И мне кажется символичным, что его личный праздник совпадает с датой нападения на СССР фашистской Германии, с датой силового захвата НТВ в лихие девяностые, с сегодняшней варварской акцией по избиению сотрудников и зачистке сотрудниками ФСБ и омоновцами офиса известной правозащитной организации в Москве...

Потому и публикую я сегодня   небольшой его  рассказ из обыденной жизни российского офицера, руководителя ансамбля авторской песни Челябинского танкового института, поэта и композитора, лауреата различных смотров и фестивалей.

С Днём рождения, Александр! 

  

«Мне кажется, что со временем вообще                                                                                                    перестанут  выдумывать художественные произведения…

Писатели, если они будут, будут не сочинять,

а только рассказывать то значительное или интересное, что им случилось наблюдать

в жизни».

Лев Толстой

«И ныне у меня столько же силы, сколько было

 тогда, чтобы воевать и входить и выходить…»

Иисус Навин,  14.  II.

 

Александр Слепчук

В БЕЗУДЕРЖНОЙ ПЕСНЕ КАЧАЛСЯ ВАГОН…

Мы ехали в отличном купе, отличного вагона, почти фирменного поезда «Челябинск – Свердловск», в город Екатеринбург. На окружной смотр художественной самодеятельности. Мы, – это ансамбль авторской песни Челябинского танкового института Минобороны России со скромным, но гордым именем – «Экипаж».

 Город переименовали, а станция железной дороги так и осталась Свердловском, как, впрочем, и название всей области, центром которой была дважды переименованная столица Урала.  Столица нашей будущей славы и грядущего успеха.

Время зря не теряли. Ещё и ещё раз прогоняли те песни, которые высочайшее жюри Министерства обороны сочло лучшими в нашем репертуаре и дозволило исполнить на конкурсе. Мы искренне верили в победу, ведь ни у кого из наших соперников, от Волги – до Урала не было в программе собственных песен.

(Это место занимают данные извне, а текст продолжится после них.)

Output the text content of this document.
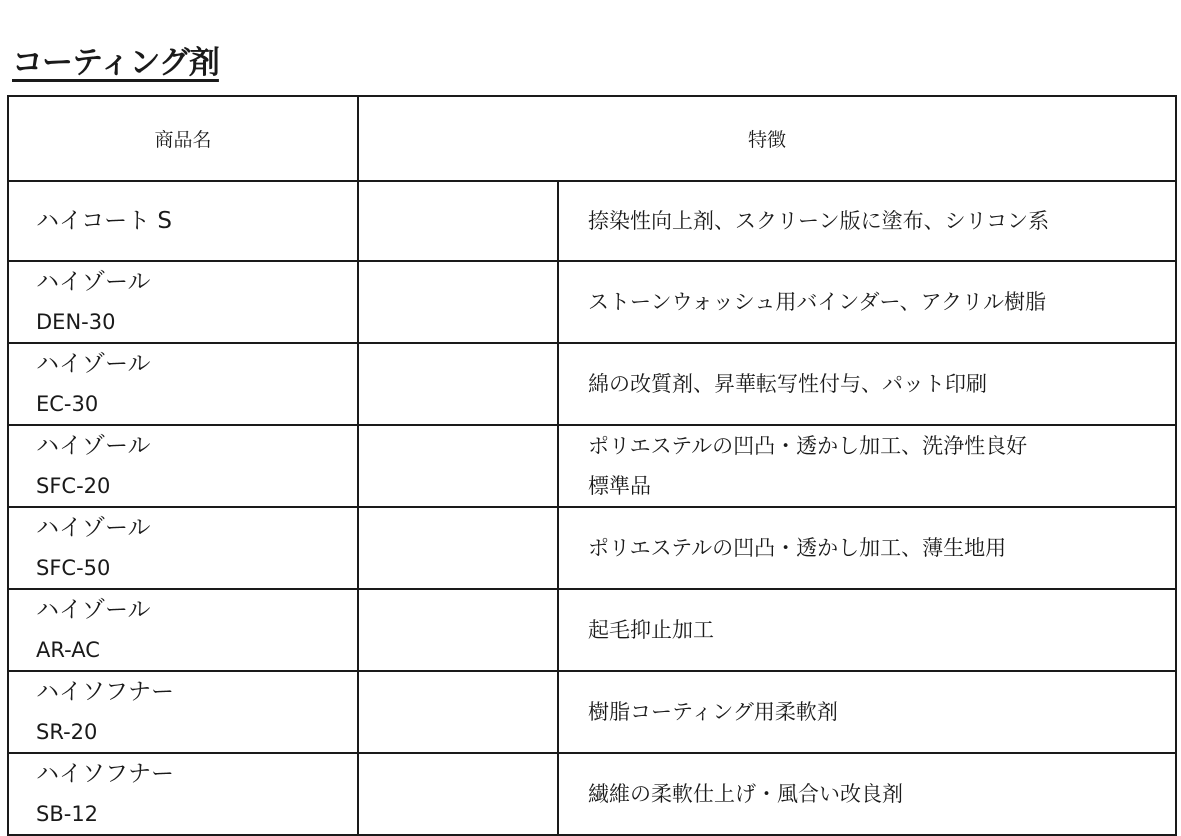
コーティング剤
商品名	特徴	

ハイコート S		捺染性向上剤、スクリーン版に塗布、シリコン系

ハイゾール
DEN-30		ストーンウォッシュ用バインダー、アクリル樹脂

ハイゾール
EC-30		綿の改質剤、昇華転写性付与、パット印刷

ハイゾール
SFC-20		ポリエステルの凹凸・透かし加工、洗浄性良好
標準品

ハイゾール
SFC-50		ポリエステルの凹凸・透かし加工、薄生地用

ハイゾール
AR-AC		起毛抑止加工

ハイソフナー
SR-20		樹脂コーティング用柔軟剤

ハイソフナー
SB-12		繊維の柔軟仕上げ・風合い改良剤
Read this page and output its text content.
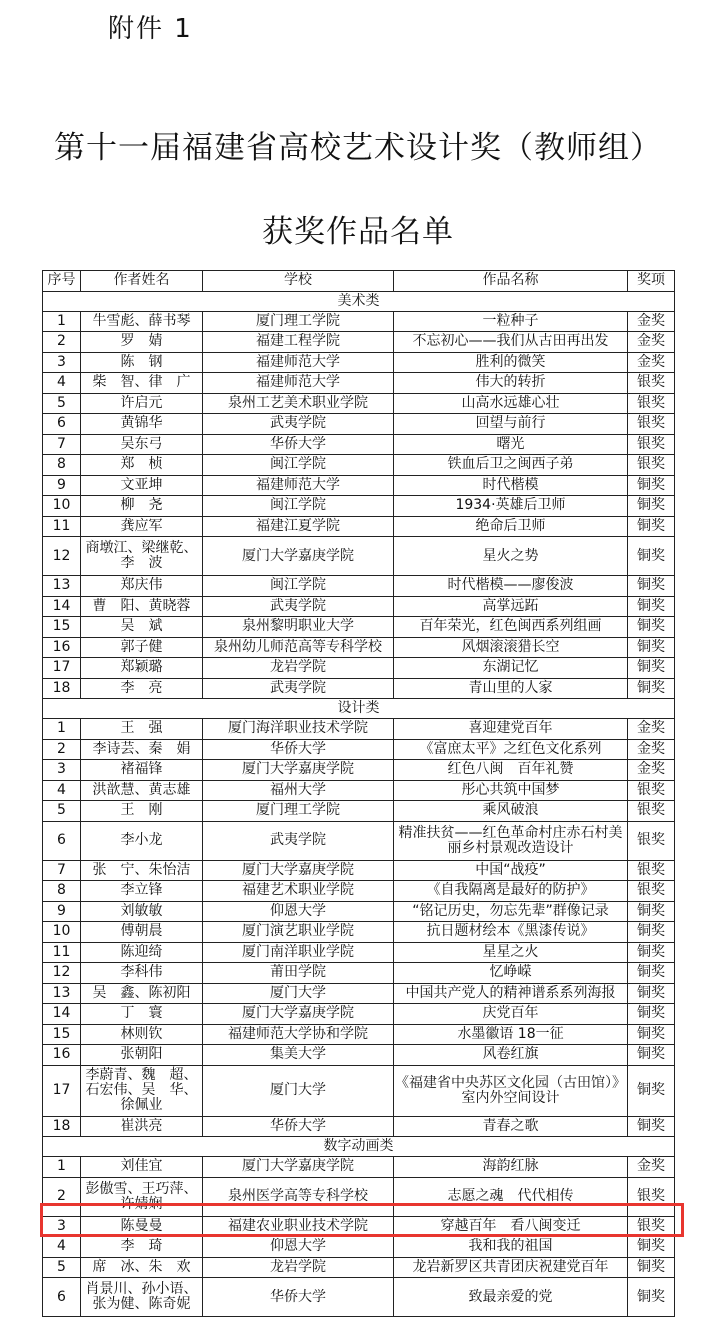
附件 1
第十一届福建省高校艺术设计奖（教师组）
获奖作品名单
序号	作者姓名	学校	作品名称	奖项
美术类				
1	牛雪彪、薛书琴	厦门理工学院	一粒种子	金奖
2	罗　婧	福建工程学院	不忘初心——我们从古田再出发	金奖
3	陈　钢	福建师范大学	胜利的微笑	金奖
4	柴　智、律　广	福建师范大学	伟大的转折	银奖
5	许启元	泉州工艺美术职业学院	山高水远雄心壮	银奖
6	黄锦华	武夷学院	回望与前行	银奖
7	吴东弓	华侨大学	曙光	银奖
8	郑　桢	闽江学院	铁血后卫之闽西子弟	银奖
9	文亚坤	福建师范大学	时代楷模	铜奖
10	柳　尧	闽江学院	1934·英雄后卫师	铜奖
11	龚应军	福建江夏学院	绝命后卫师	铜奖
12	商墩江、梁继乾、李　波	厦门大学嘉庚学院	星火之势	铜奖
13	郑庆伟	闽江学院	时代楷模——廖俊波	铜奖
14	曹　阳、黄晓蓉	武夷学院	高掌远跖	铜奖
15	吴　斌	泉州黎明职业大学	百年荣光，红色闽西系列组画	铜奖
16	郭子健	泉州幼儿师范高等专科学校	风烟滚滚猎长空	铜奖
17	郑颖璐	龙岩学院	东湖记忆	铜奖
18	李　亮	武夷学院	青山里的人家	铜奖
设计类				
1	王　强	厦门海洋职业技术学院	喜迎建党百年	金奖
2	李诗芸、秦　娟	华侨大学	《富庶太平》之红色文化系列	金奖
3	褚福锋	厦门大学嘉庚学院	红色八闽　百年礼赞	金奖
4	洪歆慧、黄志雄	福州大学	彤心共筑中国梦	银奖
5	王　刚	厦门理工学院	乘风破浪	银奖
6	李小龙	武夷学院	精准扶贫——红色革命村庄赤石村美丽乡村景观改造设计	银奖
7	张　宁、朱怡洁	厦门大学嘉庚学院	中国“战疫”	银奖
8	李立锋	福建艺术职业学院	《自我隔离是最好的防护》	银奖
9	刘敏敏	仰恩大学	“铭记历史，勿忘先辈”群像记录	铜奖
10	傅朝晨	厦门演艺职业学院	抗日题材绘本《黑漆传说》	铜奖
11	陈迎绮	厦门南洋职业学院	星星之火	铜奖
12	李科伟	莆田学院	忆峥嵘	铜奖
13	吴　鑫、陈初阳	厦门大学	中国共产党人的精神谱系系列海报	铜奖
14	丁　寰	厦门大学嘉庚学院	庆党百年	铜奖
15	林则钦	福建师范大学协和学院	水墨徽语 18一征	铜奖
16	张朝阳	集美大学	风卷红旗	铜奖
17	李蔚青、魏　超、石宏伟、吴　华、徐佩业	厦门大学	《福建省中央苏区文化园（古田馆）》室内外空间设计	铜奖
18	崔洪亮	华侨大学	青春之歌	铜奖
数字动画类				
1	刘佳宜	厦门大学嘉庚学院	海韵红脉	金奖
2	彭傲雪、王巧萍、许婧娴	泉州医学高等专科学校	志愿之魂　代代相传	银奖
3	陈曼曼	福建农业职业技术学院	穿越百年　看八闽变迁	银奖
4	李　琦	仰恩大学	我和我的祖国	铜奖
5	席　冰、朱　欢	龙岩学院	龙岩新罗区共青团庆祝建党百年	铜奖
6	肖景川、孙小语、张为健、陈奇妮	华侨大学	致最亲爱的党	铜奖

В две гитары и четыре мужских голоса мы сотрясали вагон  своими откровениями:

 

…Землю-ю – крестьянам! Заводы-ы – рабочим!

 А наши-и дороги, естестве-е-нно, – танкам!!!

 

 – Разрешите присоединиться?

Мужчина, лет шестидесяти, уверенно шагнул в купе.

 – Меня зовут Владимир Петрович, представился он. – Майор запаса, как сейчас модно говорить, презренных войск НКВД. Я слышал вашу песню. Текст интересный и музыка неплохая, особенно инструментальный проигрыш между куплетами. Но, если вы, в  миноре, добавляете ноту «ре», мне кажется, что и солист должен петь эту «ре» выразительней…

Я насторожился от такого, чужого понимания. Суетливо оборвал, скомкал свою походную репетицию в предчувствии чего-то важного, значительного, факт которого запомнится.

…Где вы теперь, Владимир Петрович?.. Холодная мудрость юного поручика Тенгинского полка: «И скушно, и грустно, и некому руку подать…», гулким метрономом пробивает даже чугунную голову прапорщика. А после встречи с вами, подстроенной всемогущей судьбой, слышу я отсчёт этот более явственно и конкретно.

А дальше?

Дальше, мы сидели в вагоне-ресторане, поправляя здоровье «после вчерашнего», которое, до поправки этой, было у каждого своим, а тут, стало общим. Вскоре я запросто, панибратски называл попутчика просто – Петрович. Хорошо, вольно было, после пары рюмок водки, вести под стук колёс разговор, наверняка зная, что больше с ним не встретишься. Можно вывернуть душу наизнанку, ведь завтра посмешищем не будешь…

Но не только эта уверенность развязала язык. Петрович стал мне не просто случайным собеседником. Он был, в короткие часы до Свердловска, другом, который прожил все свои шестьдесят лет в иной точке жизненного пространства, в ином измерении… 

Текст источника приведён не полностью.